The H-word, and the Other H-word

In the ‘60s we had a lot of slang phrases using the word “head” –
“head trip”
“got a crazy idea in his head”
“feed your head” (Jefferson Airplane)
“we’d like to change your head” (The Beatles)
“out of my head”
“big head”
“hard headed woman” (Yusuf Islam)

In other words, the significance of the word “head” in popular music and slang was not at all confined to the purely intellectual and cognitive, but made reference to attitudes as well. In popular music, the term “heart” was pretty much restricted to erotic but not outrightly sexual contexts.

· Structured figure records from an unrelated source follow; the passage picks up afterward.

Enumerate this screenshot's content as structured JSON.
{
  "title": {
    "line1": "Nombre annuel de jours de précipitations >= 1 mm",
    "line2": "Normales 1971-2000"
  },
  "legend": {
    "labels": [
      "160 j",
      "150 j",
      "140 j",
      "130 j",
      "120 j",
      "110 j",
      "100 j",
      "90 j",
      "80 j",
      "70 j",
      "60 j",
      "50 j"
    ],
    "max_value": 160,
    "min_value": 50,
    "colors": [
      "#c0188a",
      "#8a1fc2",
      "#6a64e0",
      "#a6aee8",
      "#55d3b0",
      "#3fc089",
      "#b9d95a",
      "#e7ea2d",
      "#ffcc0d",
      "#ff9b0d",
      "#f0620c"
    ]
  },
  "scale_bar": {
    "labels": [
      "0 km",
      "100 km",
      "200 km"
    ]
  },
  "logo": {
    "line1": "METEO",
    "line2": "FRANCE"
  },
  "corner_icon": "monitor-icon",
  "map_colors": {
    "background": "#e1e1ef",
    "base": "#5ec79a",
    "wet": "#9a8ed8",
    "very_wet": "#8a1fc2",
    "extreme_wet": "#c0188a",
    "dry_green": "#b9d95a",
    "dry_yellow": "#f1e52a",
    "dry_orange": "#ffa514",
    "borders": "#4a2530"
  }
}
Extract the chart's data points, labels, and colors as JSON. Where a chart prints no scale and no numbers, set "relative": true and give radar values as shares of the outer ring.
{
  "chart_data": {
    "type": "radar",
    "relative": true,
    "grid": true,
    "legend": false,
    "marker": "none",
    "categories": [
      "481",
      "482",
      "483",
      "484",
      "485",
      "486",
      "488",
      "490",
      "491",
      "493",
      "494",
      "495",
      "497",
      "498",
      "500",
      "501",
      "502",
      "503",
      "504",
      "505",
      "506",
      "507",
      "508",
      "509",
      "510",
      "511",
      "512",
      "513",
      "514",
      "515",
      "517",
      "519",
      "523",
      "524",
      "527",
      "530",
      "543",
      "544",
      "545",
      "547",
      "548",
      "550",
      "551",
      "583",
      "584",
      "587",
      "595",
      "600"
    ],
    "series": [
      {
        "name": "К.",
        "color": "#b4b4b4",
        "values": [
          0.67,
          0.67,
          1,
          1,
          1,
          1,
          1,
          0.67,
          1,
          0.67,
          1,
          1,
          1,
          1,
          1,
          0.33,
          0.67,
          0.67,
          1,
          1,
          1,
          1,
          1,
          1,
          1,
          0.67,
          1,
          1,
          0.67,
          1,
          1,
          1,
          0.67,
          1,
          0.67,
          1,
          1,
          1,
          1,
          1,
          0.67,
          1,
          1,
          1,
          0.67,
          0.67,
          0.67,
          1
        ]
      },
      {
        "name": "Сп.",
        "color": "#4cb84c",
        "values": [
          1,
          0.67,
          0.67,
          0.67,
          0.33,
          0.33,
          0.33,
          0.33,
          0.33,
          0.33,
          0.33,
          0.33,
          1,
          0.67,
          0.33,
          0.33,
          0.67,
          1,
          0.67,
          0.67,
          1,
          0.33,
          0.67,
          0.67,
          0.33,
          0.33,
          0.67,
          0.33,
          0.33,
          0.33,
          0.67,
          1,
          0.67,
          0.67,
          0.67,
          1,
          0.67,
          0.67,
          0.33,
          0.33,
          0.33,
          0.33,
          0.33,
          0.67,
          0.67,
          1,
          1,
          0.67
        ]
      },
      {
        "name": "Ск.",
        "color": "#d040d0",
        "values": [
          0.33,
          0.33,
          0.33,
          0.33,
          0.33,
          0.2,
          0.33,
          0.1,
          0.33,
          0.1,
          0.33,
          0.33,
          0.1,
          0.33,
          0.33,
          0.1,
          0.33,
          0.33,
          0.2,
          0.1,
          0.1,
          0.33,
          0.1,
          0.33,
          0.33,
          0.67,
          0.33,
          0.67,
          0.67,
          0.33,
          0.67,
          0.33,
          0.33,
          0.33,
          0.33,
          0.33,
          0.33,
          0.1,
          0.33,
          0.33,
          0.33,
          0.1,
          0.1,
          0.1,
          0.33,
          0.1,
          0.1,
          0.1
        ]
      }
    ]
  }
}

The words that are traditionally translated “heart” in the Bible have a different meaning, however. These words referred to attitudes and intellectual assumptions, examined or unexamined, that affect our personal decisions and choices and trigger our emotions. (As I said in my earlier post, the changing emotions themselves are called by words better rendered by “gut” or “bowels.”) And when the Jesus Movement came, and evangelicalism began to change its styles to follow cultural changes, rightly or wrongly (which is beyond the scope of this particular post) they tended to retain the word “heart” rather than “head” to denote the home of attitudes and trigger of behaviors. This may have alienated certain people of the male persuasion to whom “It’s all about the heart” seemed to be talking about sentimentality. That sentence also seemed to be saying that it didn’t matter what you do as long as you had the right attitude about it, and warm and fuzzy feelings were often mistaken for right attitude.

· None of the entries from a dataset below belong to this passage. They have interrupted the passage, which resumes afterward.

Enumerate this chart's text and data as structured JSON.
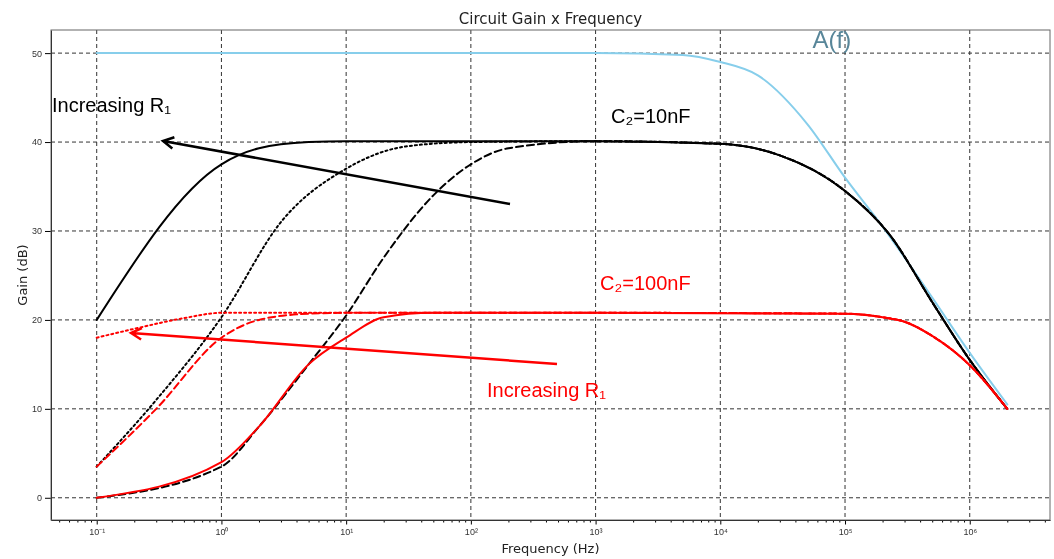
{
  "chart_data": {
    "type": "line",
    "title": "Circuit Gain x Frequency",
    "xlabel": "Frequency (Hz)",
    "ylabel": "Gain (dB)",
    "log": "x",
    "grid": true,
    "xlim": [
      0.043,
      4400000
    ],
    "ylim": [
      -2.5,
      52.6
    ],
    "xticks": [
      {
        "value": 0.05,
        "label": null
      },
      {
        "value": 0.06,
        "label": null
      },
      {
        "value": 0.07,
        "label": null
      },
      {
        "value": 0.08,
        "label": null
      },
      {
        "value": 0.09,
        "label": null
      },
      {
        "value": 0.1,
        "label": "10⁻¹"
      },
      {
        "value": 0.2,
        "label": null
      },
      {
        "value": 0.3,
        "label": null
      },
      {
        "value": 0.4,
        "label": null
      },
      {
        "value": 0.5,
        "label": null
      },
      {
        "value": 0.6,
        "label": null
      },
      {
        "value": 0.7,
        "label": null
      },
      {
        "value": 0.8,
        "label": null
      },
      {
        "value": 0.9,
        "label": null
      },
      {
        "value": 1,
        "label": "10⁰"
      },
      {
        "value": 2,
        "label": null
      },
      {
        "value": 3,
        "label": null
      },
      {
        "value": 4,
        "label": null
      },
      {
        "value": 5,
        "label": null
      },
      {
        "value": 6,
        "label": null
      },
      {
        "value": 7,
        "label": null
      },
      {
        "value": 8,
        "label": null
      },
      {
        "value": 9,
        "label": null
      },
      {
        "value": 10,
        "label": "10¹"
      },
      {
        "value": 20,
        "label": null
      },
      {
        "value": 30,
        "label": null
      },
      {
        "value": 40,
        "label": null
      },
      {
        "value": 50,
        "label": null
      },
      {
        "value": 60,
        "label": null
      },
      {
        "value": 70,
        "label": null
      },
      {
        "value": 80,
        "label": null
      },
      {
        "value": 90,
        "label": null
      },
      {
        "value": 100,
        "label": "10²"
      },
      {
        "value": 200,
        "label": null
      },
      {
        "value": 300,
        "label": null
      },
      {
        "value": 400,
        "label": null
      },
      {
        "value": 500,
        "label": null
      },
      {
        "value": 600,
        "label": null
      },
      {
        "value": 700,
        "label": null
      },
      {
        "value": 800,
        "label": null
      },
      {
        "value": 900,
        "label": null
      },
      {
        "value": 1000,
        "label": "10³"
      },
      {
        "value": 2000,
        "label": null
      },
      {
        "value": 3000,
        "label": null
      },
      {
        "value": 4000,
        "label": null
      },
      {
        "value": 5000,
        "label": null
      },
      {
        "value": 6000,
        "label": null
      },
      {
        "value": 7000,
        "label": null
      },
      {
        "value": 8000,
        "label": null
      },
      {
        "value": 9000,
        "label": null
      },
      {
        "value": 10000,
        "label": "10⁴"
      },
      {
        "value": 20000,
        "label": null
      },
      {
        "value": 30000,
        "label": null
      },
      {
        "value": 40000,
        "label": null
      },
      {
        "value": 50000,
        "label": null
      },
      {
        "value": 60000,
        "label": null
      },
      {
        "value": 70000,
        "label": null
      },
      {
        "value": 80000,
        "label": null
      },
      {
        "value": 90000,
        "label": null
      },
      {
        "value": 100000,
        "label": "10⁵"
      },
      {
        "value": 200000,
        "label": null
      },
      {
        "value": 300000,
        "label": null
      },
      {
        "value": 400000,
        "label": null
      },
      {
        "value": 500000,
        "label": null
      },
      {
        "value": 600000,
        "label": null
      },
      {
        "value": 700000,
        "label": null
      },
      {
        "value": 800000,
        "label": null
      },
      {
        "value": 900000,
        "label": null
      },
      {
        "value": 1000000,
        "label": "10⁶"
      },
      {
        "value": 2000000,
        "label": null
      },
      {
        "value": 3000000,
        "label": null
      },
      {
        "value": 4000000,
        "label": null
      }
    ],
    "yticks": [
      0,
      10,
      20,
      30,
      40,
      50
    ],
    "series": [
      {
        "name": "A(f)",
        "color": "#87ceeb",
        "line_style": "solid",
        "x": [
          0.1,
          1000,
          5000,
          10000,
          20000,
          50000,
          100000,
          200000,
          500000,
          1000000,
          2000000
        ],
        "values": [
          50,
          50,
          49.8,
          49,
          47.5,
          42,
          36,
          30.5,
          22.5,
          16.3,
          10.5
        ]
      },
      {
        "color": "#000000",
        "line_style": "solid",
        "x": [
          0.1,
          1,
          2,
          5,
          10,
          1000,
          10000,
          30000,
          100000,
          230000,
          500000,
          1000000,
          2000000
        ],
        "values": [
          20,
          37.5,
          39.3,
          40,
          40.1,
          40.1,
          39.8,
          38.5,
          34.5,
          29.5,
          22,
          15.5,
          10
        ]
      },
      {
        "color": "#000000",
        "line_style": "dotted",
        "x": [
          0.1,
          0.3,
          1,
          3,
          10,
          30,
          100,
          1000,
          10000,
          30000,
          100000,
          230000,
          500000,
          1000000,
          2000000
        ],
        "values": [
          3.5,
          11,
          20.3,
          31,
          37,
          39.5,
          40,
          40.1,
          39.8,
          38.5,
          34.5,
          29.5,
          22,
          15.5,
          10
        ]
      },
      {
        "color": "#000000",
        "line_style": "dashed",
        "x": [
          0.1,
          1,
          2,
          5,
          10,
          20,
          50,
          100,
          200,
          1000,
          10000,
          30000,
          100000,
          230000,
          500000,
          1000000,
          2000000
        ],
        "values": [
          0,
          3.5,
          8,
          15,
          20.5,
          27,
          34,
          37.5,
          39.3,
          40.1,
          39.8,
          38.5,
          34.5,
          29.5,
          22,
          15.5,
          10
        ]
      },
      {
        "color": "#ff0000",
        "line_style": "solid",
        "x": [
          0.1,
          1,
          2,
          5,
          10,
          20,
          50,
          1000,
          100000,
          200000,
          300000,
          500000,
          1000000,
          2000000
        ],
        "values": [
          0,
          4,
          8,
          15,
          18,
          20.3,
          20.8,
          20.8,
          20.7,
          20.3,
          19.8,
          18.2,
          14.9,
          10
        ]
      },
      {
        "color": "#ff0000",
        "line_style": "dotted",
        "x": [
          0.1,
          0.2,
          0.5,
          1,
          10,
          1000,
          100000,
          200000,
          300000,
          500000,
          1000000,
          2000000
        ],
        "values": [
          18,
          19,
          20.2,
          20.8,
          20.8,
          20.8,
          20.7,
          20.3,
          19.8,
          18.2,
          14.9,
          10
        ]
      },
      {
        "color": "#ff0000",
        "line_style": "dashed",
        "x": [
          0.1,
          0.3,
          1,
          2,
          5,
          10,
          1000,
          100000,
          200000,
          300000,
          500000,
          1000000,
          2000000
        ],
        "values": [
          3.5,
          10,
          18,
          20,
          20.7,
          20.8,
          20.8,
          20.7,
          20.3,
          19.8,
          18.2,
          14.9,
          10
        ]
      }
    ],
    "annotations": [
      "Increasing R₁",
      "C₂=10nF",
      "C₂=100nF",
      "Increasing R₁"
    ]
  }
}
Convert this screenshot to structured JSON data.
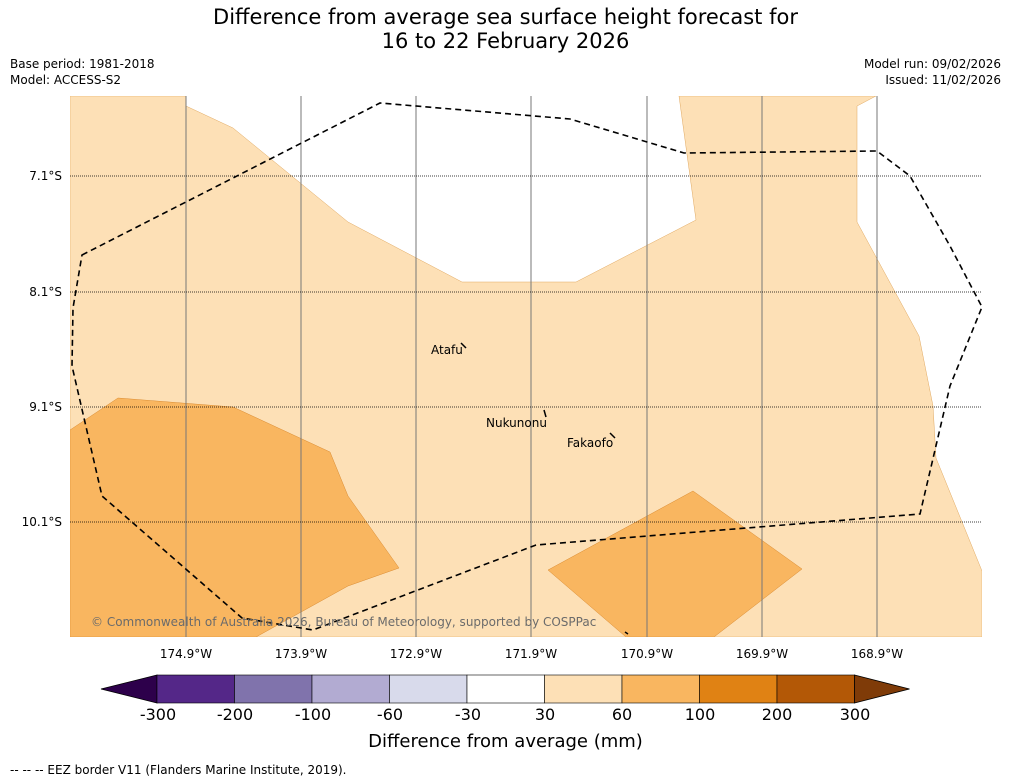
{
  "header": {
    "title_line1": "Difference from average sea surface height forecast for",
    "title_line2": "16 to 22 February 2026",
    "base_period": "Base period: 1981-2018",
    "model": "Model: ACCESS-S2",
    "model_run": "Model run: 09/02/2026",
    "issued": "Issued: 11/02/2026"
  },
  "map": {
    "lat_labels": [
      "7.1°S",
      "8.1°S",
      "9.1°S",
      "10.1°S"
    ],
    "lon_labels": [
      "174.9°W",
      "173.9°W",
      "172.9°W",
      "171.9°W",
      "170.9°W",
      "169.9°W",
      "168.9°W"
    ],
    "places": [
      "Atafu",
      "Nukunonu",
      "Fakaofo"
    ],
    "copyright": "© Commonwealth of Australia 2026, Bureau of Meteorology, supported by COSPPac",
    "colors": {
      "band_30_60": "#fde0b6",
      "band_60_100": "#f9b660",
      "eez": "#000000"
    }
  },
  "colorbar": {
    "ticks": [
      "-300",
      "-200",
      "-100",
      "-60",
      "-30",
      "30",
      "60",
      "100",
      "200",
      "300"
    ],
    "colors": [
      "#2d004b",
      "#542788",
      "#8073ac",
      "#b2abd2",
      "#d8daeb",
      "#ffffff",
      "#fde0b6",
      "#f9b660",
      "#e08214",
      "#b35806",
      "#7f3b08"
    ],
    "label": "Difference from average (mm)"
  },
  "footer": {
    "legend_text": "--  --  -- EEZ border V11 (Flanders Marine Institute, 2019)."
  }
}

I for one think we ought to pay more attention to ‘60s slang. For one thing, the seat of our instinctive reactions and assumptions is actually located in the back part of our brain, in areas called the cerebellum and medulla. The thing that pumps blood is very important, of course; when it stops we are dead; but it is not the carrier of attitudes or dispositions, evil or good. And in the secular world the type of therapy that is closest to Christian transformation is in fact called “cognitive” therapy. Instead of pitting “head” against “heart,” we need to pit what we think we believe against what our behavior actually shows that we believe or assume. I don’t know what labels we should attach to these, but no more accepting Jesus into our “heart” in a way that leaves the seemingly rational and unsentimental parts of our lives untouched by His influence.